Le Sénégal en « détresse financière » : Le spectre d’une restructuration de la dette s’amplifie

Le Sénégal en urgence financière : le gouvernement rassure les marchés

Alors que le gouvernement tente de rassurer, les indicateurs de la finance internationale virent au rouge. Entre des taux d’intérêt qui s’envolent et un FMI dubitatif, l’économiste Abdoulaye Ndiaye (NYU) alerte sur l’urgence de choix courageux pour éviter un étranglement durable de l’économie nationale.

Par Abdallah

Le verdict des marchés financiers est souvent plus brutal que les communiqués officiels. Pour le Sénégal, ce verdict semble déjà être tombé. Invité du « Jury du Dimanche » sur iRadio, le professeur Abdoulaye Ndiaye a décrit une situation de « dette en détresse ». Le constat est mathématique : en quelques années, les taux sur les eurobonds sénégalais ont bondi de 4 % à plus de 12 %, signe d’une défiance croissante des investisseurs internationaux.

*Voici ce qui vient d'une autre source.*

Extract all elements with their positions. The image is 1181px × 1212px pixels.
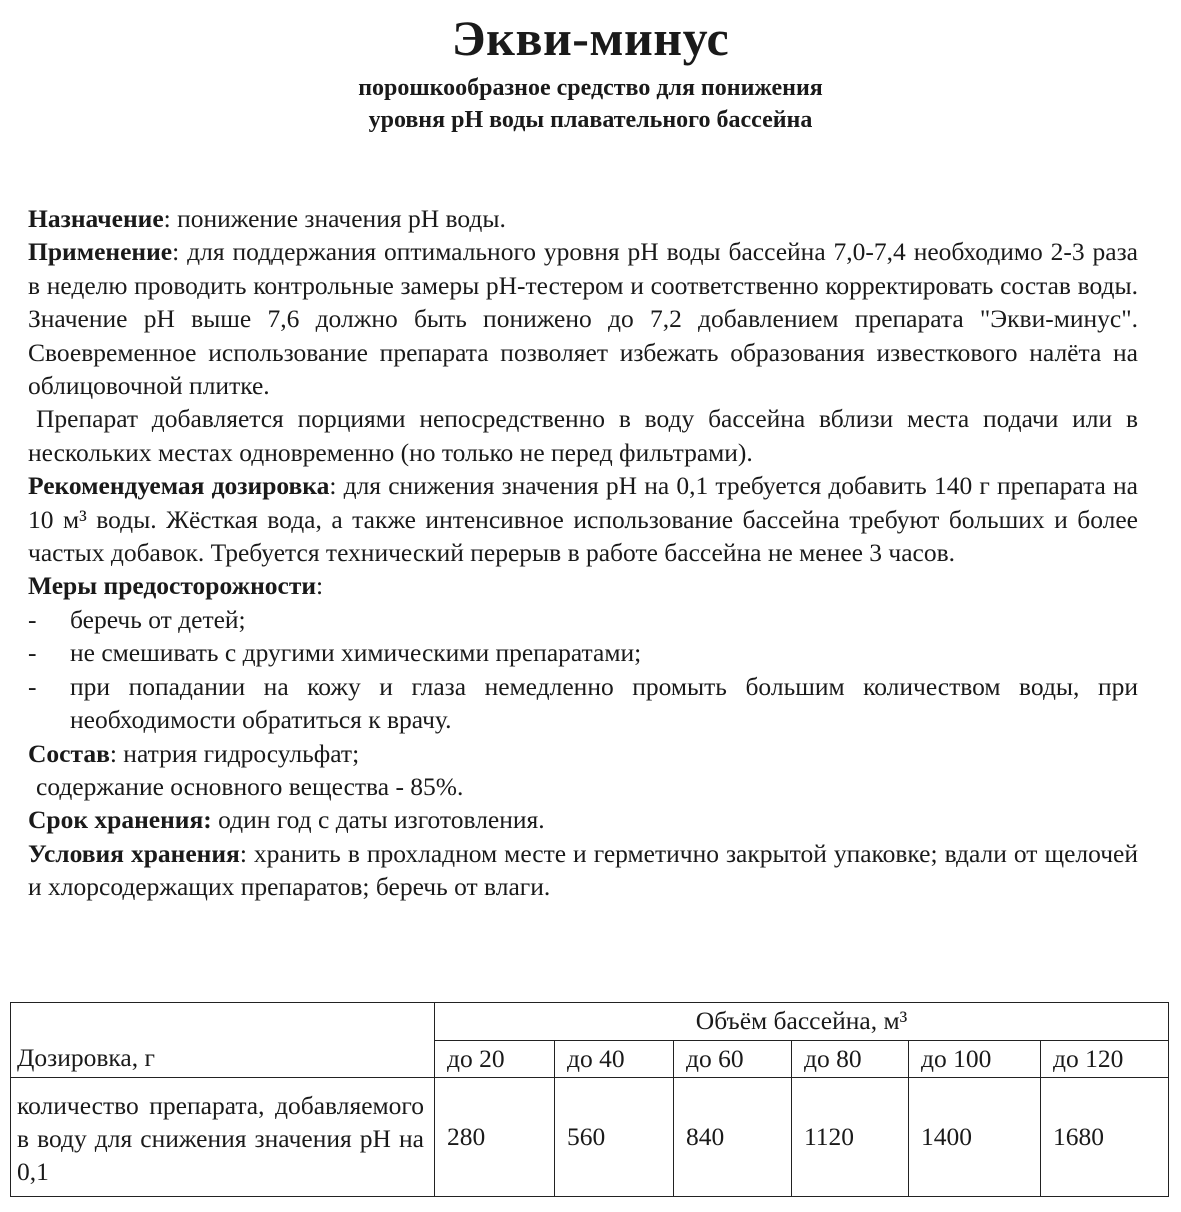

Le « silence diplomatique » du FMI

Si les autorités sénégalaises maintiennent que la trajectoire est maîtrisée, le Fonds Monétaire International (FMI) observe une prudence qui en dit long. En n’ayant pas encore finalisé son analyse de soutenabilité, l’institution indique à demi-mot qu’elle ne peut garantir que le pays sera en mesure d’honorer ses engagements.

Sur le marché, cette incertitude se traduit par des prix anormalement bas pour les eurobonds à court terme. Pour le Pr Ndiaye, cela ne signifie qu’une chose : « Le marché s’attend à un échange de titres ou à un défaut partiel ».

Deux options sur la table : L’expédient ou la rupture

Face au mur de la dette, le Sénégal se trouve à la croisée des chemins avec deux stratégies opposées :

  1. Le « refinancement permanent » (Rollover) : C’est la stratégie actuelle. Le pays continue de s’endetter sur le marché régional de l’UEMOA pour payer ses anciennes dettes. Si cela permet de gagner du temps, le coût est exorbitant et fait peser un risque systémique sur les banques de la zone.
  2. La restructuration ordonnée : Plus radicale et politiquement sensible, cette option consiste à s’asseoir avec les créanciers (Chine, France, détenteurs d’eurobonds) pour renégocier les termes. Bien que coûteuse en termes d’image à court terme, elle pourrait, selon l’économiste, permettre un « redémarrage économique plus sain ».

Soutenabilité vs Viabilité : Le nœud gordien

L’analyse repose sur deux concepts que le Pr Ndiaye appelle à ne pas confondre :

  • La soutenabilité : Capacité à payer sans déséquilibrer le budget actuel.
  • La viabilité : Capacité à stabiliser la dette sur le long terme.

Aujourd’hui, le Sénégal est fragile sur les deux fronts. Avec des exportations limitées et des prévisions de recettes fiscales jugées « très ambitieuses » par les experts, le pays peine à dégager les ressources propres nécessaires pour réduire son addiction à l’emprunt.

Un enjeu de souveraineté pour l’UEMOA

La crise dépasse les frontières sénégalaises. Dans une zone monétaire partagée, le risque est celui d’un « effet domino ». Le Pr Ndiaye compare la situation au précédent grec dans la zone euro : une restructuration mal gérée pourrait fragiliser l’ensemble du système bancaire régional.

Cependant, l’expert dédramatise l’outil : « La restructuration de la dette n’est plus une honte, c’est un outil de gestion des chocs ». L’enjeu pour les autorités sénégalaises n’est donc plus de savoir s’il faut agir, mais de choisir le moment opportun. Repousser cette décision, c’est prendre le risque de transformer une crise gérable en un fardeau insurmontable pour les générations futures.